These pork buns are great finger food for your party, or as starters if it's a sit-down affair. It's quite a crowd pleaser so it's best to make more than one portion per person, as many will come back and ask for more!
This sous-vide version strikes the perfect balance of moist and tender interior with crispy cracklings. It does require some advance planning but it's mostly set-and-forget, making the last minute prep dead easy.
Recipe: Momofuku Pork Buns, Sous-Vide Style
Serves 8 as starters
Active prep time: 15 minutes
Total time: 1-2 days
600g (20 oz) slab of pork belly, skin-on
1 whole cucumber
12g (3 tsp) sugar
4g (1 tsp) salt
12 mini plain steamed buns
100ml (0.4 cups) Hoisin sauce
2 days before
Set Codlo to preheat water bath to 70°C (158°F) with 24 hours cooking time. Once target temperature is reached, seal the pork belly in a bag and submerge in the water bath.
1 day before before
Once it’s cooked, rapid chill the sealed bag containing the pork in an ice bath. Place the unopened pouch containing the pork belly skin side down between two baking trays and a weight on top to flatten the skin. Refrigerate for at least 3 hours, or overnight.
30 minutes before
Remove the chilled pork from the bag. Rub salt on the skin generously. Cut the pork into 1cm (2/3 inch) thick portions with the same width as the buns. Preheat broiler to 250°C (482°F). Place the sliced pork together skin side up and wrap tightly with aluminium foil on all sides, except the skin. Grill for 10-12 minutes until crispy.

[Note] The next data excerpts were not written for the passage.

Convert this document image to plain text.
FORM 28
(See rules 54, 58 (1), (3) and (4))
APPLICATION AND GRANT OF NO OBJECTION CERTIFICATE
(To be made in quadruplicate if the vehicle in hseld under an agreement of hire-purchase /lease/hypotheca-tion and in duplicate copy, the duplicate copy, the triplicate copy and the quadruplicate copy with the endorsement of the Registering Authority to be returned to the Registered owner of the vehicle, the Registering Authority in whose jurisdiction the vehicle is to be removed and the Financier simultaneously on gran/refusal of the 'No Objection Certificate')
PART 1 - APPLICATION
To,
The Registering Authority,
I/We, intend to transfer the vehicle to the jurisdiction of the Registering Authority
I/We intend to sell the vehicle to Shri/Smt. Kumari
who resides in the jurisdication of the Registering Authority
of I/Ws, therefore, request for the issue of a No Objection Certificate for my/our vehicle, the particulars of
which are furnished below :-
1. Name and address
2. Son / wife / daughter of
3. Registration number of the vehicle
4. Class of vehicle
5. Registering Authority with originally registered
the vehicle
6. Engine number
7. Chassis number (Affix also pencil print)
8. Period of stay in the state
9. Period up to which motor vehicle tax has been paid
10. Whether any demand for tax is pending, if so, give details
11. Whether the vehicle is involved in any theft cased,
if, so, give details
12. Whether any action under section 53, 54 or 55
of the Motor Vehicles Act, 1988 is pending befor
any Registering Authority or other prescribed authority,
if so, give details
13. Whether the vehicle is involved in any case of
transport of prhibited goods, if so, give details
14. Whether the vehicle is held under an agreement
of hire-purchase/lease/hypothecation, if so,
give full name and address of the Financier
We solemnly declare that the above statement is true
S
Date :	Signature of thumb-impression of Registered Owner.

Meanwhile, shred the cucumber with a grater. Mix in salt and sugar, set aside.
Steam the buns for 5-8 minutes until soft and fluffy, do this in batches if necessary. Slice the buns 3/4 open, leaving a ‘hinge’.
To assemble: spread a thin layer of Hoisin sauce on the base of each bun. Place a piece of pork belly and top it with some grated cucumber. Serve immediately.
Notes & Tips
Choose leaner cuts of pork belly for best results.
It’s best to slice your pork when it’s chilled. The meat is firmer when cold, allowing you to cut without it falling apart.
For the plain steamed buns, look for the ones shaped like a sock-puppet mouth, which can be bought from Asian supermarkets - you won’t need to slice them open then!